La première est le classique cité plus haut : ‘Agent Orange’, le titre qui révéla Cage il y’a quelques années de ça. Produit par Necro, qui reprend habilement le thème principal du mythique Orange Mécanique, voilà un track à la violence jamais égalée : « I’m against the machine like rage, biches say « I hate you Cage », after circle jerks, I wash my hands off and do dirt, sick with a smirk, plus happy disturbed, fucked the first two biches like dogs, and I jacked off on the third« , « I write upon ya, divorce your head and neck then scalp it, rip off all your flesh and make a outfit« , « Agent Orange stompin on MC corpse limbs surf a body part, call murder scenes abstract art« . Le refrain scratché reprend une phrase du monologue du fils dans « Babycart », déjà entendue dans l’intro de Liquid Sword de GZA : « People say his brain was infected by devils« . Après écoute du track, on veut bien croire que ça s’applique pour Cage, et on se demande également qui fut assez inconscient, jadis, pour le laisser quitter l’hôpital psychiatrique dans lequel il était interné. En tout cas, comme le dit l’expression consacrée : « tout amateur de rap qui se respecte ne peut passer toute une vie sans avoir entendu ce morceau ».

Le second joyau, moins étincelant certes, n’est autre qu’ ‘Unlike Towers’, plus connu sous le nom de ‘Tower of Babble 2’. On y prend les mêmes que pour le premier épisode et on recommence : Cage, Eon et Copywrite au micro, Mighty Mi à la prod. Et à nouveau, ça fait mouche, Hi & Mighty sont presque bons, Cage et Copy diablement efficaces. Le refrain sentencieux promet de rester graver dans le cerveau pendant quelques temps, l’instru, à base de cuivre très lourds, confirme que Milo peut quand il veut.
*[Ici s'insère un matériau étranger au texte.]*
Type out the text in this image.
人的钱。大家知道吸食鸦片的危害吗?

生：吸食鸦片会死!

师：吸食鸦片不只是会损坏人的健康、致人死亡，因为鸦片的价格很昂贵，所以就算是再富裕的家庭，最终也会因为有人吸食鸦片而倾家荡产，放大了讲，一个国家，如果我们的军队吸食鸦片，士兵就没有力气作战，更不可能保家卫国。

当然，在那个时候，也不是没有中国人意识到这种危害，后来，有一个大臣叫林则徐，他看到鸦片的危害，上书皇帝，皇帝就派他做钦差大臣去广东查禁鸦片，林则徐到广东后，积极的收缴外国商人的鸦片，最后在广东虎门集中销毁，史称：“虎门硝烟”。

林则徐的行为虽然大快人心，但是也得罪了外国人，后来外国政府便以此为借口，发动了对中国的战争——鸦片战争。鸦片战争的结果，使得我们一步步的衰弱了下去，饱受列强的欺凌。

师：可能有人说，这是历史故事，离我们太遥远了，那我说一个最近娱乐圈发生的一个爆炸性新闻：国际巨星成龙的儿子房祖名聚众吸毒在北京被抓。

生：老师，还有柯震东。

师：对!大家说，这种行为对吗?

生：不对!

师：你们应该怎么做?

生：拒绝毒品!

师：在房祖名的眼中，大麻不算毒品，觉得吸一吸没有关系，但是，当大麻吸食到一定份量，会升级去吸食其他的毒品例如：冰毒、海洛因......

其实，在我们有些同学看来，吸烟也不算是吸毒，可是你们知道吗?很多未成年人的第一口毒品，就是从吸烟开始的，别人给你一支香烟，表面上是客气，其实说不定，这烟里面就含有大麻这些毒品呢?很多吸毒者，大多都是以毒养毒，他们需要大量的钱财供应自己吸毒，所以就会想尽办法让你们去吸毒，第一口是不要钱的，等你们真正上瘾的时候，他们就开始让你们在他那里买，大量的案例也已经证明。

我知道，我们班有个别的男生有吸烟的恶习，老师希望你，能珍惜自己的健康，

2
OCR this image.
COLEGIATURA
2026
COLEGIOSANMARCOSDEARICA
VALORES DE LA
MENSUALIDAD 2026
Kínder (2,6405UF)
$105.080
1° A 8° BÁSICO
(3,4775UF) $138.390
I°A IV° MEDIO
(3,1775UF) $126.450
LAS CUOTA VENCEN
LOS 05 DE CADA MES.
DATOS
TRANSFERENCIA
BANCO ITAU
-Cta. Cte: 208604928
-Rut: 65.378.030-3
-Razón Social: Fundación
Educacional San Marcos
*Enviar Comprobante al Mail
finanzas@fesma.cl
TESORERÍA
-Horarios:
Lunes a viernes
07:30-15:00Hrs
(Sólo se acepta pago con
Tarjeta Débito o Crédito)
C’est malheureusement pas le cas sur le reste de l’album, seule la prod de ‘The Soundtrack’ n’est pas soporifique, et a par ce biais le mérite de réveiller Cage. Même J-Zone, pourtant l’un des moins coutumier du fait à l’heure actuelle, se fend d’une prod insipide sur ‘Stoney Lodge’, où Cage nous raconte ses déboires en H.P. La prestation d’El-P à la MPC sur ‘Holding a Jar 2’ est également peu marquante. Seul RJD2 s’en tire correctement grâce aux tragiques violons de ‘Among the Sleep’. L’album s’achève avec ‘Girl Thingy, Money and War’, même pas si mal niveau emceeing, mais à l’instru désastreux.

Au niveau des lyrics, Cage fait du Cage pendant 58 minutes, ultra-violence, haine des wack mc’s, apologie des drogues, suicide et humour très noir sont au rendez vous, on ne change pas une recette qui gagne. On regrettera simplement, une fois n’est pas coutume, qu’il ait décidé de monopoliser le micro sur une très grande partie du disque, un peu de variété et de fraîcheur n’aurait pas fait de mal à l’ensemble, loin de là.

En conclusion, Movies for the Blind déçoit, c’est indéniable, et ce d’autant plus que la présence de titres parus antérieurement à l’album fait clairement apparaître un contraste entre le Cage d’aujourd’hui, qui semble un peu fatigué et désabusé, et celui d’antan, aussi cinglé que génial. La faiblesse des prods n’est probablement pas innocente dans cette impression de lassitude qu’offre le Mc, mais elle n’excuse pas tout. Bizarrement, après écoute attentive, on remarque que des titres comme ‘Stoney Lodge’ ou ‘Among the Sleep’, nous font découvrir un Cage torturé dans tous les sens du terme, et on finirait, même après avoir vu le clip ‘Bottom Feeders’ des Smut Peddlers et avoir écouté ‘Agent Orange’ en boucle, par le trouver attachant et (relativement) attendrissant. Pour que le mythe ne se ternisse pas, il est nécessaire que Cage se refasse vite, peut être à travers les projets des Weathermen, ou pourquoi pas, grâce à l’album conceptuel qu’il prépare en compagnie de Camu Tao, Nighthawks.